Surg Endosc. 2025 Oct 10. doi: 10.1007/s00464-025-12227-w. Online ahead of print.
ABSTRACT
BACKGROUND: Minimally invasive distal pancreatectomy (DP) improves patient outcomes but also introduces significant ergonomic challenges for surgeons. This study quantitatively compares the ergonomic stress and mental workload associated with laparoscopic versus robot-assisted DP.
METHODS: An exploratory, prospective, observational cohort trial was conducted with two experienced pancreatic surgeons performing 20 DPs (10 laparoscopic using IMAGE1 S Rubina and 10 robot-assisted using da Vinci® Si platform). Ergonomic stress was assessed using stabilometric analysis, kinematic pelvic movement analysis, ocular examinations, cortisol level monitoring, and the NASA Task Load Index (NASA-TLX).

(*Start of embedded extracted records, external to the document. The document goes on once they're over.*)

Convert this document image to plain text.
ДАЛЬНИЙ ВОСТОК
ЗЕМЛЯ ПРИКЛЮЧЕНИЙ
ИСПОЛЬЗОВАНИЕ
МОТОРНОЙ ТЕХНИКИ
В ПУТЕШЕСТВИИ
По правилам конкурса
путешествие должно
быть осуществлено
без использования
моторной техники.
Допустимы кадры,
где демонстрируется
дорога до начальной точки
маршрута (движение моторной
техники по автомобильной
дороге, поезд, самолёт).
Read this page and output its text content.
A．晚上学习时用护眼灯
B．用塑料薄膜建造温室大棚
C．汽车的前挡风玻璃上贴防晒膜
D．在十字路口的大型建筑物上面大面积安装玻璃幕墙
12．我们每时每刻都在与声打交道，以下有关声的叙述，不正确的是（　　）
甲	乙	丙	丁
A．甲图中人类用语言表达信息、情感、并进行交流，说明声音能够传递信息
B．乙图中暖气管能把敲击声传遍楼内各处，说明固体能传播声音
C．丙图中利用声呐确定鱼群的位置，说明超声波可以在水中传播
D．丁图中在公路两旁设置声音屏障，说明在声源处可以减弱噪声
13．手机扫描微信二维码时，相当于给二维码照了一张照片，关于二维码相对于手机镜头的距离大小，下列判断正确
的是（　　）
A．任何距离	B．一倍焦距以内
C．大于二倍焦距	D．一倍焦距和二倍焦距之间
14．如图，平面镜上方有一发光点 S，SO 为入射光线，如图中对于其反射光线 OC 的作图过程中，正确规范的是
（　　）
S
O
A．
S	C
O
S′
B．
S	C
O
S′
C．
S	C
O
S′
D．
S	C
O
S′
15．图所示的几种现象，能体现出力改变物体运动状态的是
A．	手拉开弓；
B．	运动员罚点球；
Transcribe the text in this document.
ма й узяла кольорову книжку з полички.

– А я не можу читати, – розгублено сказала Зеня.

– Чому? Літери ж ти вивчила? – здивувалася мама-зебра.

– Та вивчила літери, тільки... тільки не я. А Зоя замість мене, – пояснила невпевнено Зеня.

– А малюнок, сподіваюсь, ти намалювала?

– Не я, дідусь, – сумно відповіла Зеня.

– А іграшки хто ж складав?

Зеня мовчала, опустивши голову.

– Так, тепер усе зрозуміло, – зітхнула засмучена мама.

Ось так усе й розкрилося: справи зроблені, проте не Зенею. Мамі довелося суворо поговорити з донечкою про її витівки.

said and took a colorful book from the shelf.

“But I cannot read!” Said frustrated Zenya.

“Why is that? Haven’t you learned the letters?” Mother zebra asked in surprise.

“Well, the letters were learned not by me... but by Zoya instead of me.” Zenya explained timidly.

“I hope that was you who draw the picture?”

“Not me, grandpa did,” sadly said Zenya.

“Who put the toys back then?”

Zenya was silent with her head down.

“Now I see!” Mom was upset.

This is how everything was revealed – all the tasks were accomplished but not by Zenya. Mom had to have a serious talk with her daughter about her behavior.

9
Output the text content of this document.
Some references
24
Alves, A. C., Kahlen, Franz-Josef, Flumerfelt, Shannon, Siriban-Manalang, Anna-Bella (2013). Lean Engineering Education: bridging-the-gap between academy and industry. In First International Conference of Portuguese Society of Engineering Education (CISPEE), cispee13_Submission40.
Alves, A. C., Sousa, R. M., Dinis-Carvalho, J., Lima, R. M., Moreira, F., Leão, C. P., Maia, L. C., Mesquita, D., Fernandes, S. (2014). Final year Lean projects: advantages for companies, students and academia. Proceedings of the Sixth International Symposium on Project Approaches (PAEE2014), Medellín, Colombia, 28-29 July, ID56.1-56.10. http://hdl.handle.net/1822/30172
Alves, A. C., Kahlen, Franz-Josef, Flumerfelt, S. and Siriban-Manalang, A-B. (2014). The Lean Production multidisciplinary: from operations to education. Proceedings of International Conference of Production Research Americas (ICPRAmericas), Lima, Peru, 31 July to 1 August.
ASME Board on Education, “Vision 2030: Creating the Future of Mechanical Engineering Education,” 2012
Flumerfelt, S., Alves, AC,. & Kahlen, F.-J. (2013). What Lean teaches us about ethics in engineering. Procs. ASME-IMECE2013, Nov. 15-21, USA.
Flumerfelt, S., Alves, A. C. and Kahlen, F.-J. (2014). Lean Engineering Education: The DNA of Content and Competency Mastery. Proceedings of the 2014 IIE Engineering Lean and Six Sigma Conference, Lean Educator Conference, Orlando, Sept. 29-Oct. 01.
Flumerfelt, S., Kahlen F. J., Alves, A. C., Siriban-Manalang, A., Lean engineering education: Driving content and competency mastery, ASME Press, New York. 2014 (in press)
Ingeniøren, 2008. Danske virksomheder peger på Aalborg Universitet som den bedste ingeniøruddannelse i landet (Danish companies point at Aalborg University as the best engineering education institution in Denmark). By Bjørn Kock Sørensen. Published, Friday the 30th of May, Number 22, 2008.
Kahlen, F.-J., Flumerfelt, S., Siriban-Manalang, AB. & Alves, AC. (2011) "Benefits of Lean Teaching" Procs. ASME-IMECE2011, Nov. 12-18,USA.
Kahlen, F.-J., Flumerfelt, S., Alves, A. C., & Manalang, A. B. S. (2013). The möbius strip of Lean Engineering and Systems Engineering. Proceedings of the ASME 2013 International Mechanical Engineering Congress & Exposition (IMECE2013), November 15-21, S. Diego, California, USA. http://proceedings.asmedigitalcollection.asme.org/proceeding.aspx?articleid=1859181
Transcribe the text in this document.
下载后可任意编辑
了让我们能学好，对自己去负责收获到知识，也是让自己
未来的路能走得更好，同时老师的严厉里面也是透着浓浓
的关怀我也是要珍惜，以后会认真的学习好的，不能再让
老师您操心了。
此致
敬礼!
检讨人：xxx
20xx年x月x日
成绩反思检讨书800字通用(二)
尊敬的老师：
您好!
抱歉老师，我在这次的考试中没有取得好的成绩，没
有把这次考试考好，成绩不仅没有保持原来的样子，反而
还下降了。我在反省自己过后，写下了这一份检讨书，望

RESULTS: Robot-assisted DP demonstrated superior ergonomic performance, with reduced physical and mental demands compared to laparoscopic DP. Stabilometric tests indicated significantly greater postural stability during robot-assisted surgery, characterized by lower variance in body oscillations. Kinematic analyses confirmed smoother pelvic movements in robot-assisted procedures, suggesting reduced physical fatigue. Visual strain was markedly higher during laparoscopic surgery, likely due to prolonged screen exposure. The NASA-TLX indicated significantly lower overall workload scores for robot-assisted DP (35.3 ± 19.5) compared to laparoscopic DP (50.7 ± 21.7, p = 0.04). Cortisol analyses consistently showed elevated stress levels in the laparoscopic group compared to the robotic group, reinforcing the finding of greater physiological stress in the laparoscopic setting.
CONCLUSION: Robot-assisted DP significantly reduces ergonomic stress, visual strain, and cognitive workload compared to laparoscopic DP. However, it also introduces specific ergonomic challenges, particularly involving neck and trapezius muscle strain. Future studies should investigate ergonomic modifications to further optimize surgeon well-being and performance during robot-assisted pancreatic procedures.